Agentic System Architecture

An agentic system is more than a model call wrapped in a loop. It is a set of control planes, execution planes, data planes, and safety planes that let software use model judgment without losing engineering control.

Use this chapter when a single pattern is not enough and you need to combine agents, tools, memory, policies, workflows, evals, and observability into one coherent system.

This chapter owns composition and responsibility boundaries. It does not prescribe one framework or reimplement every plane. The specialized chapters own loop control, tools, memory, workflows, security, evaluation, and runtime operation.

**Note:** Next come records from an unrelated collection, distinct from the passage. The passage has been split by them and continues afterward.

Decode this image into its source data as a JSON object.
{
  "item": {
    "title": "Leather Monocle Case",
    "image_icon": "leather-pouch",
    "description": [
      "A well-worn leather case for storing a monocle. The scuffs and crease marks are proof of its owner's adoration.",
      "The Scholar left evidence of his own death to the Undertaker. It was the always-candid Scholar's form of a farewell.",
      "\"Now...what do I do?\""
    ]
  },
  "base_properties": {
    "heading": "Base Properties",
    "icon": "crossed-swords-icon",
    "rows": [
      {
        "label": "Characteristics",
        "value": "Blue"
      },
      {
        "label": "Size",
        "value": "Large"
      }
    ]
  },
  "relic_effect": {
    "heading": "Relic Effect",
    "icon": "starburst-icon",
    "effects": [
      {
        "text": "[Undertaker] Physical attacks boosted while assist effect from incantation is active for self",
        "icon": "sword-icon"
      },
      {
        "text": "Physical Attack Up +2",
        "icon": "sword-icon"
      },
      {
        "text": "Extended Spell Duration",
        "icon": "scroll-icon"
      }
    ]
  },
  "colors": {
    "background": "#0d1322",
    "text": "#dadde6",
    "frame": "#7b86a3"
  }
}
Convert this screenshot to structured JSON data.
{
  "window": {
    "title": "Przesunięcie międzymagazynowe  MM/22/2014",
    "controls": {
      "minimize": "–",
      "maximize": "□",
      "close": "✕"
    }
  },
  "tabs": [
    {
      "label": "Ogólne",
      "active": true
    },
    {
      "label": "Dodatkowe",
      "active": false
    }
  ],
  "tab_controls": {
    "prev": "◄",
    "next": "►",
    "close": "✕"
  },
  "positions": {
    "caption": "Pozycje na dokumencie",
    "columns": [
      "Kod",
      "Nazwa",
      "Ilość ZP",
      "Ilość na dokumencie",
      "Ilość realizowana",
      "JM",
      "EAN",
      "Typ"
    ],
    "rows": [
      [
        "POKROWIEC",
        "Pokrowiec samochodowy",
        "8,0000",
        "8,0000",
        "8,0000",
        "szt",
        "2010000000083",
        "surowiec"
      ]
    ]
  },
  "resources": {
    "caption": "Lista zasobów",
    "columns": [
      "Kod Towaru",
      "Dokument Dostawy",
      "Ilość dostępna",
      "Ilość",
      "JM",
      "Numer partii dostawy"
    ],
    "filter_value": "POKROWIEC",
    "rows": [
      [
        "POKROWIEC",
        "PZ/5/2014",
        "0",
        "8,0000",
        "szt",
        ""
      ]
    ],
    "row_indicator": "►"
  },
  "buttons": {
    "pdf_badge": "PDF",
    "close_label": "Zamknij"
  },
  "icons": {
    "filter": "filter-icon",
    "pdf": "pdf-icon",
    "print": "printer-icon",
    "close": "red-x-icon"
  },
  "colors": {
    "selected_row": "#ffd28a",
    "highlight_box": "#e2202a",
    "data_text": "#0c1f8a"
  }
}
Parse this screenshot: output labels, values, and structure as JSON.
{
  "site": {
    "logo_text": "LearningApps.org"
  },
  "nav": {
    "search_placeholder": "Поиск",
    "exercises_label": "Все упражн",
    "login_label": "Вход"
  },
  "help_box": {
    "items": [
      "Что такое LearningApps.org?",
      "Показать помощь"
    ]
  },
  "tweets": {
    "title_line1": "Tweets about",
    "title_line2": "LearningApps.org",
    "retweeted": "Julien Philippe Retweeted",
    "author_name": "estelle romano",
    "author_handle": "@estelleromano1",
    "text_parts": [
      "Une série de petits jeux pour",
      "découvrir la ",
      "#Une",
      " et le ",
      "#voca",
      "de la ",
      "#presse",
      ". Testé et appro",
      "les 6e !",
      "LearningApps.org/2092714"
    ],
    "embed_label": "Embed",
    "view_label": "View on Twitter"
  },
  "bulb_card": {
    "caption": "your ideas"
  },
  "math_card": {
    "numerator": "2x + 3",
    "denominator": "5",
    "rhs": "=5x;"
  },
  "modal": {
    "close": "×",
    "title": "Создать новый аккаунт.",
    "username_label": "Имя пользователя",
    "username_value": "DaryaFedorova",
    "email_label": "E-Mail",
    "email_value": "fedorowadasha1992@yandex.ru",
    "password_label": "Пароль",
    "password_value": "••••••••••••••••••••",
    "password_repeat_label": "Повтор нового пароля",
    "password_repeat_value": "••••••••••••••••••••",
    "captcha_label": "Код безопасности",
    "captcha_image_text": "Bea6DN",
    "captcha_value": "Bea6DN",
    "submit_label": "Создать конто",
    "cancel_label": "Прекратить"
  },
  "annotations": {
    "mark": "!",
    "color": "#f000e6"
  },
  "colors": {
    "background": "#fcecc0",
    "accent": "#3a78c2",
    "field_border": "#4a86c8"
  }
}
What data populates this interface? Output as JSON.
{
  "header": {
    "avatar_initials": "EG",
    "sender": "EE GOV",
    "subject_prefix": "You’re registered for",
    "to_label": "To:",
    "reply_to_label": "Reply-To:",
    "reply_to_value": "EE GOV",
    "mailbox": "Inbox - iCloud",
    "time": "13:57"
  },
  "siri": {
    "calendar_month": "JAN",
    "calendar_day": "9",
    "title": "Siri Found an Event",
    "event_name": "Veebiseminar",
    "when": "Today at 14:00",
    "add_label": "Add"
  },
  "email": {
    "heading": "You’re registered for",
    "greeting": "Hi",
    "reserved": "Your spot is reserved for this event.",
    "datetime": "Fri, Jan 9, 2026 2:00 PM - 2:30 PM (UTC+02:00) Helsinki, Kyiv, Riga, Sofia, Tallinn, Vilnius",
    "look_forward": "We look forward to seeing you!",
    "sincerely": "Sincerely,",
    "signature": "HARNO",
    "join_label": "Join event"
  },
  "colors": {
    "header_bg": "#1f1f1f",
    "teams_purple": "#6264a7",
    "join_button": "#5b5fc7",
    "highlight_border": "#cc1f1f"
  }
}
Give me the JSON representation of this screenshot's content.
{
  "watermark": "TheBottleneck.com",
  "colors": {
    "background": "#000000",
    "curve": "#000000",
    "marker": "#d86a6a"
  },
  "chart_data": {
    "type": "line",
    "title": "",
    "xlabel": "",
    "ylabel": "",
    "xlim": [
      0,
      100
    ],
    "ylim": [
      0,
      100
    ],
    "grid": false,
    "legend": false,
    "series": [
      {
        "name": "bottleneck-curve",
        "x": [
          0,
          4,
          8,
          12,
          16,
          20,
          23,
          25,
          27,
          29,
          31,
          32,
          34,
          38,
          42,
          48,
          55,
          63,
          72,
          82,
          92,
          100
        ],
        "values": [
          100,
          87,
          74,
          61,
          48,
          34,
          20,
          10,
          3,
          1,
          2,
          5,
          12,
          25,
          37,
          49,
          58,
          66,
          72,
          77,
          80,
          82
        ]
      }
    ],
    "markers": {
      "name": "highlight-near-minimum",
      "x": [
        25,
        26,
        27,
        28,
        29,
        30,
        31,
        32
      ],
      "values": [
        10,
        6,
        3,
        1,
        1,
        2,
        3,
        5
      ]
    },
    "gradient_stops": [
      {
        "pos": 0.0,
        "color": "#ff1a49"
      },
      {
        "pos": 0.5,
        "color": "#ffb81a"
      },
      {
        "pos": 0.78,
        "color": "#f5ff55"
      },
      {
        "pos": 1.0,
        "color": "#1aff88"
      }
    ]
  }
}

When agents cross process, team, runtime, or ownership boundaries, treat them like services with explicit contracts. See Agents As Services for that architecture.

Download the agentic system architecture review checklist when turning this chapter into an ADR, design review, or capstone review.

Core Idea

Separate the system into planes:

Experience plane: chat, IDE, API, webhook, ticket, mobile, or scheduled entrypoint.
Control plane: routing, planning, permissions, budgets, approvals, task state, and stop conditions.
Execution plane: tools, code execution, browser actions, API calls, workflows, and external side effects.
Knowledge plane: retrieval, memory, indexes, metadata, source freshness, and citations.
Evaluation plane: offline evals, runtime checks, verifiers, red-team tests, and regression datasets.
Observability plane: traces, costs, latency, tool calls, model inputs, decisions, and operator review.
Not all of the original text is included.